Mexicaltzingo is one of the 15 original villages (Pueblos Originarios) of Iztapalapa. Today, it’s a well regarded neighborhood. And this is only in part because of the well-delimited atrium that marks off the front of the church.
The town is known to have been claimed, early, by Hernán Cortés. It was one of six towns thus claimed. The old altepetl (city-state) surrounded a Mexica temple here. Maps indicate the church’s location already in 1555. The town is also significant as a Mexica outpost well before the arrival of the Spanish. The Mexica people operated a wharf here, and it’s difficult to visit and not get a sense of the town on the Iztapalapa-Ermita Causeway. The Nahuatl name could be translated as “little or minor place of the Mexica.” That would be to distinguish their place from Tenochtitlan to the north.
The people here would have been in a trade relationship with the peoples of Culhuacan, Churubusco, Cuitláhuac, and Mixquic. Such relationships resulted from a number of strategic marriage alliances. The descriptions of these alliances make up a good part of the record of the town prior to the arrival of the Spanish. As representatives of the dominant power, the people of Mexicaltzingo were also responsible for the dam and causeway which prevented brackish water from flowing to the west. The major hydrological work only ended with the Spanish conquest of the region.
Perhaps surprisingly, some form of these same relationships were maintained straight through the colonial period and the 19th century. Obviously, the Mexica were replaced by the Spanish, and later by the Franciscans.
The former church and convent of San Marcos Apóstol de Mexicaltzingo dates at least in part from as far back as 1560. Built on top of a ceremonial center, the Franciscan are believed to have entirely desecrated the site, beginning in 1560. The church operated a graveyard in the atrium until the 1950s.

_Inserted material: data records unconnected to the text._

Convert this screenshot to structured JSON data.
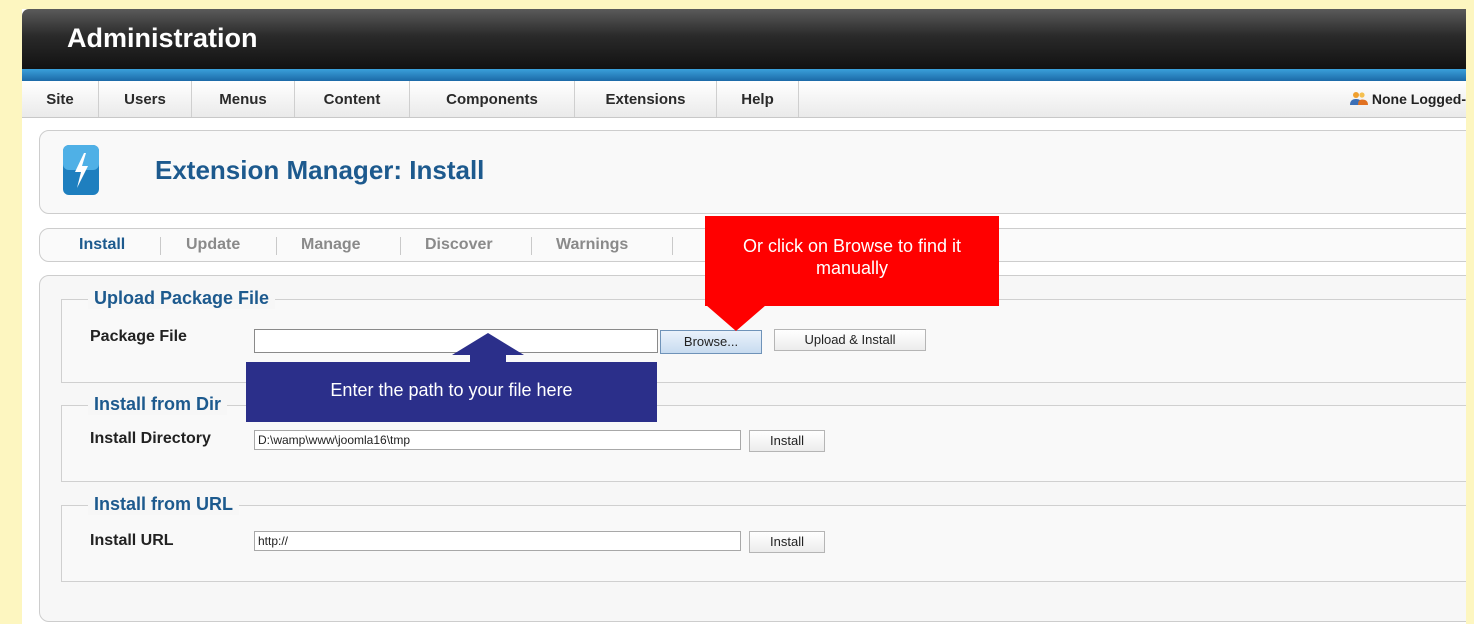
{
  "header": {
    "title": "Administration"
  },
  "menubar": {
    "items": [
      "Site",
      "Users",
      "Menus",
      "Content",
      "Components",
      "Extensions",
      "Help"
    ],
    "user_status": "None Logged-"
  },
  "page": {
    "title": "Extension Manager: Install"
  },
  "submenu": {
    "items": [
      "Install",
      "Update",
      "Manage",
      "Discover",
      "Warnings"
    ],
    "active": "Install"
  },
  "upload": {
    "legend": "Upload Package File",
    "label": "Package File",
    "value": "",
    "browse_label": "Browse...",
    "submit_label": "Upload & Install"
  },
  "directory": {
    "legend": "Install from Dir",
    "label": "Install Directory",
    "value": "D:\\wamp\\www\\joomla16\\tmp",
    "submit_label": "Install"
  },
  "url": {
    "legend": "Install from URL",
    "label": "Install URL",
    "value": "http://",
    "submit_label": "Install"
  },
  "callouts": {
    "browse_hint": "Or click on Browse to find it manually",
    "path_hint": "Enter the path to your file here",
    "browse_color": "#ff0000",
    "path_color": "#2b2f8a"
  }
}
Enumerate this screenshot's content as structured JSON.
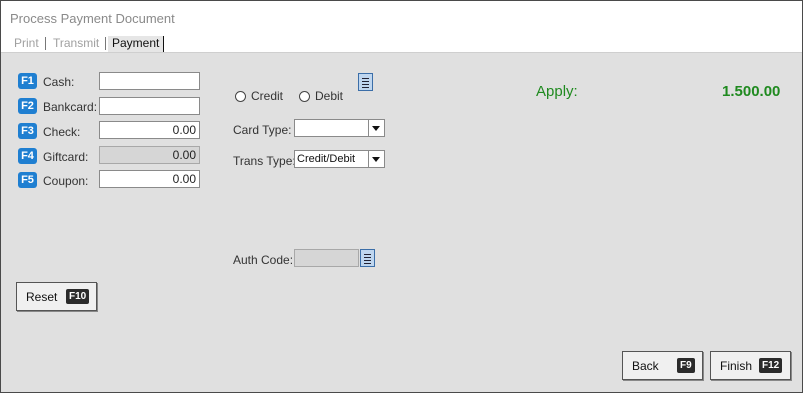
{
  "window": {
    "title": "Process Payment Document"
  },
  "tabs": [
    {
      "label": "Print",
      "active": false
    },
    {
      "label": "Transmit",
      "active": false
    },
    {
      "label": "Payment",
      "active": true
    }
  ],
  "payment_fields": [
    {
      "key": "F1",
      "label": "Cash:",
      "value": "",
      "enabled": true
    },
    {
      "key": "F2",
      "label": "Bankcard:",
      "value": "",
      "enabled": true
    },
    {
      "key": "F3",
      "label": "Check:",
      "value": "0.00",
      "enabled": true
    },
    {
      "key": "F4",
      "label": "Giftcard:",
      "value": "0.00",
      "enabled": false
    },
    {
      "key": "F5",
      "label": "Coupon:",
      "value": "0.00",
      "enabled": true
    }
  ],
  "card": {
    "credit_label": "Credit",
    "debit_label": "Debit",
    "card_type_label": "Card Type:",
    "card_type_value": "",
    "trans_type_label": "Trans Type:",
    "trans_type_value": "Credit/Debit",
    "auth_code_label": "Auth Code:",
    "auth_code_value": ""
  },
  "apply": {
    "label": "Apply:",
    "amount": "1.500.00",
    "color": "#1f8a1f"
  },
  "buttons": {
    "reset": {
      "label": "Reset",
      "key": "F10"
    },
    "back": {
      "label": "Back",
      "key": "F9"
    },
    "finish": {
      "label": "Finish",
      "key": "F12"
    }
  },
  "colors": {
    "fkey_badge": "#1f7fd1",
    "content_bg": "#e0e0e0"
  },
  "icons": {
    "list_button": "list-icon",
    "dropdown": "chevron-down-icon"
  }
}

In 1959, the remains that could still be unearthed there were moved inside of the temple.
The church entryway is flanked by Solomonic columns. It’s built over a Latin cross floorplan. This is roofed with a barrel vault with lunettes. The transept is capped by an octagonal dome, and this is topped by a lantern.
The church is famously home to a Christ figure made of cane paste. Analysis of this figure revealed inscriptions written in Nahuatl, and not in Latin text. That’s to say, the figure is likely an example of actual ancient Nahuatl codices recycled to make the figure. Although, they’re not common, these figures represent some of the only ancient codices to have survived the Spanish conquest.
The town and neighborhood of Mexicaltzingo is just east of the Metro station (Line 12). It’s also just one stop from the far better known sites along Line 2 of the Metro, including those at Metros Ermita and General Anaya.